Employers are being urged by the Trades Union Congress (TUC) to temporarily relax workplace dress codes to help their staff work through the heatwave as comfortably as possible.
With the temperatures set to hit 30C in the south of the country and the mid to high 20s in West Yorkshire the sudden increase in temperatures means that many workplaces may become unbearably hot, warns the TUC.
While there is a legal limit below which workplace temperatures should not fall (16C), the TUC says that most people may be surprised to learn there is no upper limit.
For many years the TUC has been pushing for a change in safety regulations to introduce a new maximum temperature of 30C – or 27C for those doing strenuous work – with employers obliged to adopt cooling measures when the workplace temperature hits 24C.
This week employers can help their staff by allowing them to leave their more formal office attire at home, says the TUC, as the most simple way for staff to keep cool inside when it’s scorching outside is for them to be able to come to work in more casual clothing.
Bosses who provide cool and comfortable work environments will get more out of their staff when it’s sweltering, says the TUC.
Workers who are unable to dress in cool summer clothing and who work where there is no air-conditioning, fans or cold drinking water will feel lethargic, and lack inspiration and creativity.
TUC General Secretary Frances O’Grady said: “It’s no fun working in a baking office or factory and employers should do all they can to take the temperature down.

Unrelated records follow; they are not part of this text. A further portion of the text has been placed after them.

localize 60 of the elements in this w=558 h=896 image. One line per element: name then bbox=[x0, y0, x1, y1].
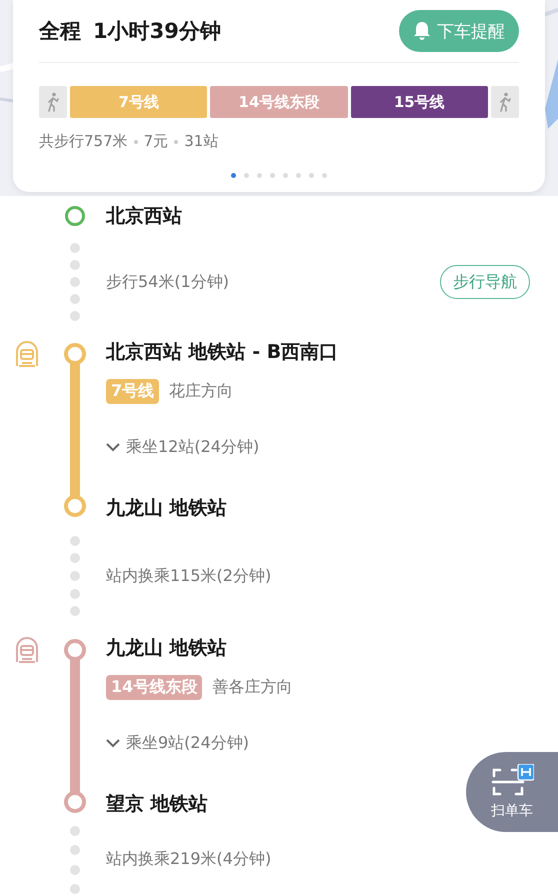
alight-alert-button[interactable]: 下车提醒 bbox=[399, 10, 519, 52]
route-dot bbox=[70, 845, 80, 856]
stops-toggle[interactable]: 乘坐9站(24分钟) bbox=[106, 732, 250, 754]
walk-info: 步行54米(1分钟) bbox=[106, 272, 230, 292]
stops-toggle[interactable]: 乘坐12站(24分钟) bbox=[106, 436, 260, 458]
line-badge: 14号线东段 bbox=[106, 674, 202, 700]
route-dot bbox=[70, 260, 80, 270]
summary-label: 全程 bbox=[39, 18, 81, 45]
line-badge: 7号线 bbox=[106, 378, 160, 404]
start-marker bbox=[65, 206, 85, 226]
direction-label: 善各庄方向 bbox=[212, 676, 292, 698]
total-duration: 1小时39分钟 bbox=[93, 18, 221, 45]
page-dot[interactable] bbox=[257, 173, 262, 178]
page-dot[interactable] bbox=[283, 173, 288, 178]
page-dot[interactable] bbox=[296, 173, 301, 178]
route-dot bbox=[70, 570, 80, 581]
route-dot bbox=[70, 606, 80, 616]
station-marker bbox=[64, 495, 86, 517]
route-dot bbox=[70, 294, 80, 304]
station-marker bbox=[64, 791, 86, 813]
train-icon bbox=[13, 340, 41, 368]
station-name: 北京西站 bbox=[106, 205, 182, 227]
line-segment: 7号线 bbox=[70, 86, 208, 118]
chevron-down-icon bbox=[106, 442, 120, 452]
station-marker bbox=[64, 343, 86, 365]
route-dot bbox=[70, 277, 80, 287]
scan-icon bbox=[490, 764, 534, 798]
page-dot[interactable] bbox=[270, 173, 275, 178]
route-dot bbox=[70, 588, 80, 599]
transfer-info: 站内换乘219米(4分钟) bbox=[106, 848, 272, 870]
chevron-down-icon bbox=[106, 738, 120, 748]
bell-icon bbox=[413, 21, 431, 41]
page-dot[interactable] bbox=[322, 173, 327, 178]
station-marker bbox=[64, 639, 86, 661]
train-icon bbox=[13, 636, 41, 664]
route-dot bbox=[70, 864, 80, 875]
walker-icon bbox=[46, 92, 60, 112]
station-name: 北京西站 地铁站 - B西南口 bbox=[106, 340, 338, 365]
station-name: 九龙山 地铁站 bbox=[106, 496, 227, 521]
route-dot bbox=[70, 826, 80, 836]
route-stat: 7元 bbox=[144, 132, 168, 151]
route-dot bbox=[70, 243, 80, 253]
route-dot bbox=[70, 884, 80, 894]
line-segment: 15号线 bbox=[350, 86, 488, 118]
walker-icon bbox=[498, 92, 512, 112]
route-stat: 31站 bbox=[184, 132, 218, 151]
route-stat: 共步行757米 bbox=[39, 132, 128, 151]
route-dot bbox=[70, 553, 80, 564]
scan-bike-button[interactable]: 扫单车 bbox=[466, 752, 558, 832]
station-name: 望京 地铁站 bbox=[106, 792, 208, 817]
route-dot bbox=[70, 536, 80, 546]
page-dot[interactable] bbox=[244, 173, 249, 178]
line-segment: 14号线东段 bbox=[210, 86, 348, 118]
transfer-info: 站内换乘115米(2分钟) bbox=[106, 566, 272, 586]
direction-label: 花庄方向 bbox=[169, 380, 234, 402]
station-name: 九龙山 地铁站 bbox=[106, 636, 227, 661]
walk-navigation-button[interactable]: 步行导航 bbox=[440, 265, 530, 299]
route-dot bbox=[70, 311, 80, 321]
page-dot[interactable] bbox=[309, 173, 314, 178]
page-dot[interactable] bbox=[231, 173, 236, 178]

Clearly vest tops and shorts are not suitable attire for all front line staff, but those not dealing with the public should be able to discard their tights, ties and suits.
“Extreme heat can be as unpleasant to work in as extreme cold, and so long as the UK has no legal maximum working temperature, many workers will be working in conditions that are not just personally unpleasant, but will also be affecting their productivity.
“With temperatures set to soar this week, now is the time for employers to relax the dress code rules temporarily and allow their staff to dress down. Making sure that everyone has access to fans, portable air conditioning units and cold drinking water should help reduce the heat in offices, factories, shops, hospitals, schools and other workplaces across the country.”
The Chartered Management Institute have echoed the TUC’s comments, claiming that many businesses underestimated the effect that weather conditions could have on staff output.